I don't think type of plot that works well in the modern era.
It's strange to me. It is like your view of this adventure is so narrow, that you can't imagine someone else playing it differently than how you describe. I am sure, if someone said, "Hey, we were running Rime of the Frostmaiden, but then the players decided they wanted to help destroy Ten Towns because one of the towns was sacrificing people," you wouldn't have a problem with it. They did what their table decided to do. The DM may have presented a different context.

So why is it so hard to believe that some people played this adventure and didn't just slaughter everything?
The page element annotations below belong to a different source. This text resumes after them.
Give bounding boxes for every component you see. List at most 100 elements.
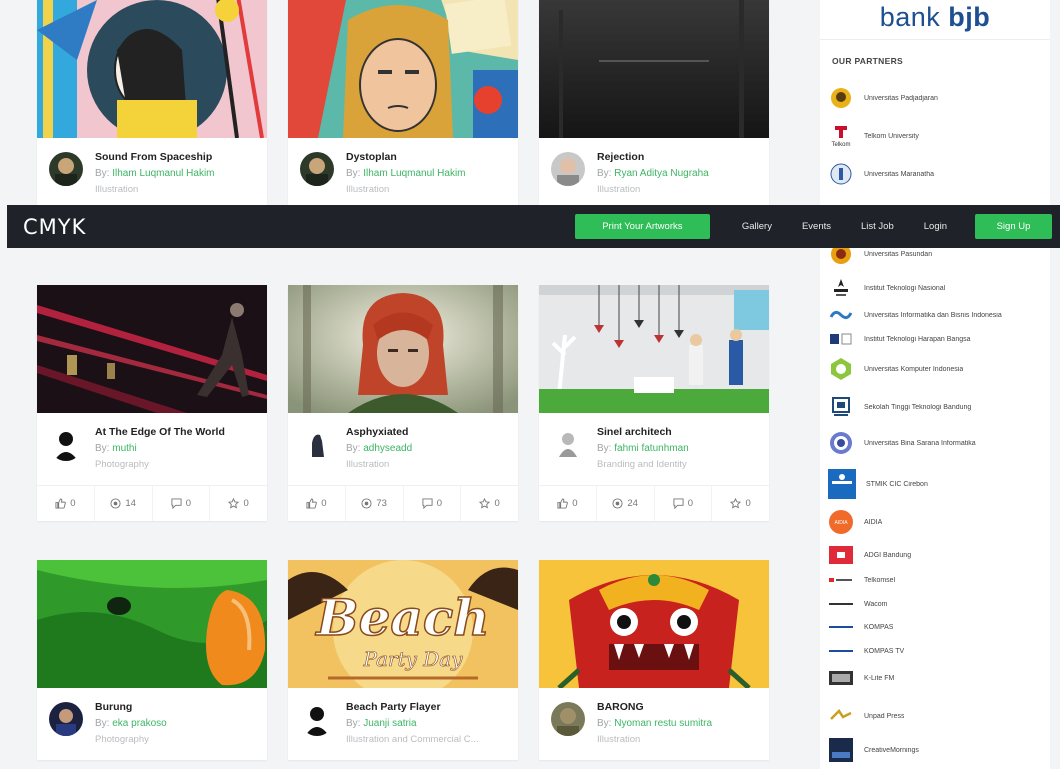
ithb-logo-icon	[828, 326, 854, 352]
artwork-thumbnail[interactable]	[539, 560, 769, 688]
partner-item[interactable]: Universitas Bina Sarana Informatika	[820, 429, 1050, 457]
partner-item[interactable]: Unpad Press	[820, 702, 1050, 730]
partner-item[interactable]: STMIK CIC Cirebon	[820, 468, 1050, 500]
partner-item[interactable]: ADGI Bandung	[820, 541, 1050, 569]
thumbs-up-icon	[557, 498, 569, 509]
sponsor-banner[interactable]: bank bjb	[820, 0, 1050, 40]
author-link[interactable]: Juanji satria	[363, 718, 416, 729]
partner-item[interactable]: Telkom Telkom University	[820, 122, 1050, 150]
partner-item[interactable]: Universitas Padjadjaran	[820, 84, 1050, 112]
author-link[interactable]: eka prakoso	[112, 718, 166, 729]
artwork-thumbnail[interactable]	[288, 0, 518, 138]
artwork-title[interactable]: Burung	[95, 701, 257, 713]
sign-up-button[interactable]: Sign Up	[975, 214, 1052, 239]
artwork-thumbnail[interactable]	[37, 285, 267, 413]
artwork-thumbnail[interactable]: Beach Party Day	[288, 560, 518, 688]
author-link[interactable]: adhyseadd	[363, 443, 412, 454]
aidia-logo-icon: AIDIA	[828, 509, 854, 535]
favorite-stat[interactable]: 0	[210, 486, 267, 521]
art-card[interactable]: Rejection By: Ryan Aditya Nugraha Illust…	[539, 0, 769, 210]
artwork-thumbnail[interactable]	[539, 285, 769, 413]
comment-stat[interactable]: 0	[655, 486, 713, 521]
artwork-thumbnail[interactable]	[288, 285, 518, 413]
artwork-author-line: By: muthi	[95, 443, 137, 454]
author-link[interactable]: Nyoman restu sumitra	[614, 718, 712, 729]
partner-item[interactable]: Institut Teknologi Harapan Bangsa	[820, 325, 1050, 353]
author-link[interactable]: Ryan Aditya Nugraha	[614, 168, 709, 179]
artwork-thumbnail[interactable]	[37, 0, 267, 138]
print-artworks-button[interactable]: Print Your Artworks	[574, 214, 710, 239]
artwork-category: Photography	[95, 459, 149, 470]
artwork-title[interactable]: Rejection	[597, 151, 759, 163]
like-stat[interactable]: 0	[539, 486, 597, 521]
author-link[interactable]: muthi	[112, 443, 136, 454]
partner-item[interactable]: K-Lite FM	[820, 664, 1050, 692]
comment-stat[interactable]: 0	[404, 486, 462, 521]
author-link[interactable]: fahmi fatunhman	[614, 443, 689, 454]
nav-link-login[interactable]: Login	[924, 221, 947, 232]
artwork-thumbnail[interactable]	[539, 0, 769, 138]
author-avatar[interactable]	[551, 152, 585, 186]
nav-link-gallery[interactable]: Gallery	[742, 221, 772, 232]
artwork-title[interactable]: Beach Party Flayer	[346, 701, 508, 713]
partner-item[interactable]: Sekolah Tinggi Teknologi Bandung	[820, 393, 1050, 421]
partner-item[interactable]: CreativeMornings	[820, 736, 1050, 764]
author-avatar[interactable]	[551, 427, 585, 461]
artwork-title[interactable]: Sinel architech	[597, 426, 759, 438]
author-avatar[interactable]	[551, 702, 585, 736]
art-card[interactable]: At The Edge Of The World By: muthi Photo…	[37, 285, 267, 521]
eye-icon	[361, 498, 372, 509]
artwork-author-line: By: Ilham Luqmanul Hakim	[346, 168, 466, 179]
art-card[interactable]: Sinel architech By: fahmi fatunhman Bran…	[539, 285, 769, 521]
author-avatar[interactable]	[49, 152, 83, 186]
art-card[interactable]: Sound From Spaceship By: Ilham Luqmanul …	[37, 0, 267, 210]
adgi-logo-icon	[828, 542, 854, 568]
author-link[interactable]: Ilham Luqmanul Hakim	[112, 168, 214, 179]
artwork-title[interactable]: Dystoplan	[346, 151, 508, 163]
sinel-architech-image	[539, 285, 769, 413]
rejection-image	[539, 0, 769, 138]
author-avatar[interactable]	[300, 427, 334, 461]
thumbs-up-icon	[306, 498, 318, 509]
partner-item[interactable]: Institut Teknologi Nasional	[820, 274, 1050, 302]
author-avatar[interactable]	[300, 152, 334, 186]
artwork-stats: 0 73 0 0	[288, 485, 518, 521]
stmik-cic-logo-icon	[828, 469, 856, 499]
telkom-university-logo-icon: Telkom	[828, 123, 854, 149]
nav-link-events[interactable]: Events	[802, 221, 831, 232]
partner-item[interactable]: KOMPAS TV	[820, 637, 1050, 665]
comment-stat[interactable]: 0	[153, 486, 211, 521]
artwork-title[interactable]: Asphyxiated	[346, 426, 508, 438]
burung-image	[37, 560, 267, 688]
partner-item[interactable]: Universitas Maranatha	[820, 160, 1050, 188]
partner-item[interactable]: Universitas Komputer Indonesia	[820, 355, 1050, 383]
favorite-stat[interactable]: 0	[712, 486, 769, 521]
artwork-thumbnail[interactable]	[37, 560, 267, 688]
art-card[interactable]: Beach Party Day Beach Party Flayer By: J…	[288, 560, 518, 760]
author-avatar[interactable]	[49, 702, 83, 736]
partner-item[interactable]: AIDIA AIDIA	[820, 508, 1050, 536]
art-card[interactable]: Burung By: eka prakoso Photography	[37, 560, 267, 760]
nav-menu: Print Your Artworks Gallery Events List …	[574, 205, 1060, 248]
nav-link-list-job[interactable]: List Job	[861, 221, 894, 232]
art-card[interactable]: Asphyxiated By: adhyseadd Illustration 0…	[288, 285, 518, 521]
artwork-title[interactable]: Sound From Spaceship	[95, 151, 257, 163]
author-link[interactable]: Ilham Luqmanul Hakim	[363, 168, 465, 179]
artwork-author-line: By: Juanji satria	[346, 718, 417, 729]
art-card[interactable]: Dystoplan By: Ilham Luqmanul Hakim Illus…	[288, 0, 518, 210]
like-stat[interactable]: 0	[288, 486, 346, 521]
brand-logo[interactable]: CMYK	[23, 215, 86, 239]
artwork-title[interactable]: BARONG	[597, 701, 759, 713]
artwork-author-line: By: Nyoman restu sumitra	[597, 718, 713, 729]
author-avatar[interactable]	[49, 427, 83, 461]
thumbs-up-icon	[55, 498, 67, 509]
artwork-author-line: By: adhyseadd	[346, 443, 413, 454]
sound-from-spaceship-image	[37, 0, 267, 138]
art-card[interactable]: BARONG By: Nyoman restu sumitra Illustra…	[539, 560, 769, 760]
author-avatar[interactable]	[300, 702, 334, 736]
artwork-category: Illustration	[597, 734, 641, 745]
favorite-stat[interactable]: 0	[461, 486, 518, 521]
beach-party-image: Beach Party Day	[288, 560, 518, 688]
like-stat[interactable]: 0	[37, 486, 95, 521]
artwork-title[interactable]: At The Edge Of The World	[95, 426, 257, 438]
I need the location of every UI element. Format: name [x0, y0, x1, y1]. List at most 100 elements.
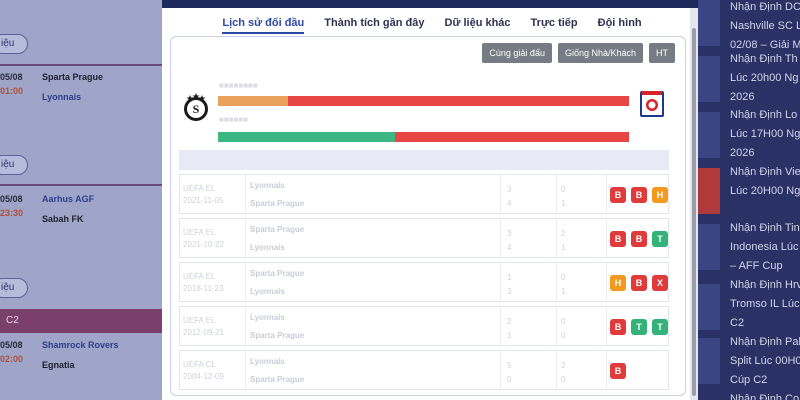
away-team: Lyonnais [250, 287, 285, 296]
match-away-team[interactable]: Egnatia [42, 360, 75, 370]
news-thumbnail[interactable] [698, 56, 720, 102]
cell-divider [556, 219, 557, 257]
svg-text:S: S [193, 102, 200, 116]
cell-divider [245, 263, 246, 301]
news-item[interactable]: Nhận Định Th Lúc 20h00 Ng 2026 [730, 50, 800, 107]
news-item[interactable]: Nhận Định Pal Split Lúc 00H0 Cúp C2 [730, 333, 800, 390]
same-home-away-button[interactable]: Giống Nhà/Khách [557, 43, 643, 63]
away-team: Sparta Prague [250, 199, 305, 208]
table-row[interactable]: UEFA EL 2012-09-21 Lyonnais Sparta Prague 2 1… [179, 306, 669, 346]
news-thumbnail[interactable] [698, 224, 720, 270]
detail-pill[interactable]: iệu [0, 155, 28, 175]
match-date: 05/08 [0, 194, 23, 204]
tab-head-to-head[interactable]: Lịch sử đối đầu [222, 17, 305, 34]
cell-divider [556, 351, 557, 389]
tab-live[interactable]: Trực tiếp [531, 17, 578, 34]
scrollbar-thumb[interactable] [692, 28, 696, 396]
detail-pill[interactable]: iệu [0, 34, 28, 54]
news-thumbnail[interactable] [698, 168, 720, 214]
cell-divider [556, 307, 557, 345]
modal-scrollbar[interactable] [690, 8, 698, 400]
match-league-date: UEFA EL 2018-11-23 [183, 272, 224, 293]
home-team: Sparta Prague [250, 269, 305, 278]
bar-away-segment [394, 132, 629, 142]
filter-buttons: Cùng giải đấu Giống Nhà/Khách HT [482, 43, 675, 63]
half-time-button[interactable]: HT [649, 43, 675, 63]
news-item[interactable]: Nhận Định Co [730, 390, 800, 400]
cell-divider [606, 307, 607, 345]
news-item[interactable]: Nhận Định Hrv Tromso IL Lúc C2 [730, 276, 800, 333]
cell-divider [245, 307, 246, 345]
home-score: 1 [507, 273, 512, 282]
match-date: 05/08 [0, 340, 23, 350]
table-row[interactable]: UEFA EL 2021-10-22 Sparta Prague Lyonnais 3 4… [179, 218, 669, 258]
half-time-home: 2 [561, 229, 566, 238]
tab-other-data[interactable]: Dữ liệu khác [445, 17, 511, 34]
home-score: 3 [507, 229, 512, 238]
home-score: 2 [507, 317, 512, 326]
result-ratio-bar [218, 96, 629, 106]
news-item[interactable]: Nhận Định Lo Lúc 17H00 Ng 2026 [730, 106, 800, 163]
tab-recent-form[interactable]: Thành tích gần đây [324, 17, 424, 34]
half-time-away: 0 [561, 375, 566, 384]
news-thumbnail[interactable] [698, 0, 720, 46]
match-time: 02:00 [0, 354, 24, 364]
home-score: 5 [507, 361, 512, 370]
news-thumbnail[interactable] [698, 112, 720, 158]
goal-ratio-bar [218, 132, 629, 142]
news-item[interactable]: Nhận Định DC Nashville SC L 02/08 – Giải M [730, 0, 800, 55]
cell-divider [500, 175, 501, 213]
result-badge: T [631, 319, 647, 335]
away-score: 4 [507, 199, 512, 208]
result-badge: B [610, 231, 626, 247]
result-badge: T [652, 231, 668, 247]
tab-lineup[interactable]: Đội hình [598, 17, 642, 34]
match-home-team[interactable]: Sparta Prague [42, 72, 103, 82]
table-row[interactable]: UEFA EL 2018-11-23 Sparta Prague Lyonnais 1 3… [179, 262, 669, 302]
table-row[interactable]: UEFA CL 2004-12-09 Lyonnais Sparta Prague 5 0… [179, 350, 669, 390]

Why is it so hard to believe that for many tables, they formed factions with one of the groups? Why is it so hard to believe the DM didn't set up one of the groups as really, really, really, evil? (Maybe the intro was that group killing a man and terrorizing his wife.) Why is it so hard to believe that certain DMs set part of the caves up as an evil cult, that if left alone, would eventually kill all the creatures in there - and then the Keep?

It just seems myopic.
 

It's strange to me. It is like your view of this adventure is so narrow, that you can't imagine someone else playing it differently than how you describe. I am sure, if someone said, "Hey, we were running Rime of the Frostmaiden, but then the players decided they wanted to help destroy Ten Towns because one of the towns was sacrificing people," you wouldn't have a problem with it. They did what their table decided to do. The DM may have presented a different context.

So why is it so hard to believe that some people played this adventure and didn't just slaughter everything? Why is it so hard to believe that for many tables, they formed factions with one of the groups? Why is it so hard to believe the DM didn't set up one of the groups as really, really, really, evil? (Maybe the intro was that group killing a man and terrorizing his wife.) Why is it so hard to believe that certain DMs set part of the caves up as an evil cult, that if left alone, would eventually kill all the creatures in there - and then the Keep?

It just seems myopic.
Reviewing a module based on what a DM could hypothetically add to it doesn't make any sense. Yes, a DM can change anything and run things differently than they're written, certainly. That's not really saying anything.

What I am criticizing about kotb is what is in the text.
 

The scenario in B2 is not about identifying motivations or enjoying a plausible story. It's a dungeon to be beaten.
I am ok with beating a dungeon as the mission, but the dungeon still needs to be plausible and not just a pile of random monsters and traps.
 

Reviewing a module based on what a DM could hypothetically add to it doesn't make any sense. Yes, a DM can change anything and run things differently than they're written, certainly. That's not really saying anything.

What I am criticizing about kotb is what is in the text.

Every adventure is hypothetical until it makes its away to the game table.

Moreover, every DM is unique, as is his/her world (even if its a reflection of another). The idea that any DM runs a module straight RAW is--unusual. The idea that every groups of PCs approaches the caves the same way is equally so.

Perhaps, I run in unusual circles, but I've never run a module that didn't go off the rails mid-way. My players have always acted outside the writers' expectations--thereby turning the adventure on its head And my gaming experience has been better for it.

Standard set up + wacky PC antics = gaming perfection (YMMV).
 


agreed, but you still need to base a review on ‘what is there’ and not on what a DM can hypothetically turn it into (good or bad)
Also, the more interesting encounters, NPCs, etc., the more likely it can be spun and altered to taste. If I read a bland module, I'm very unlikely to be inspired to make it my own.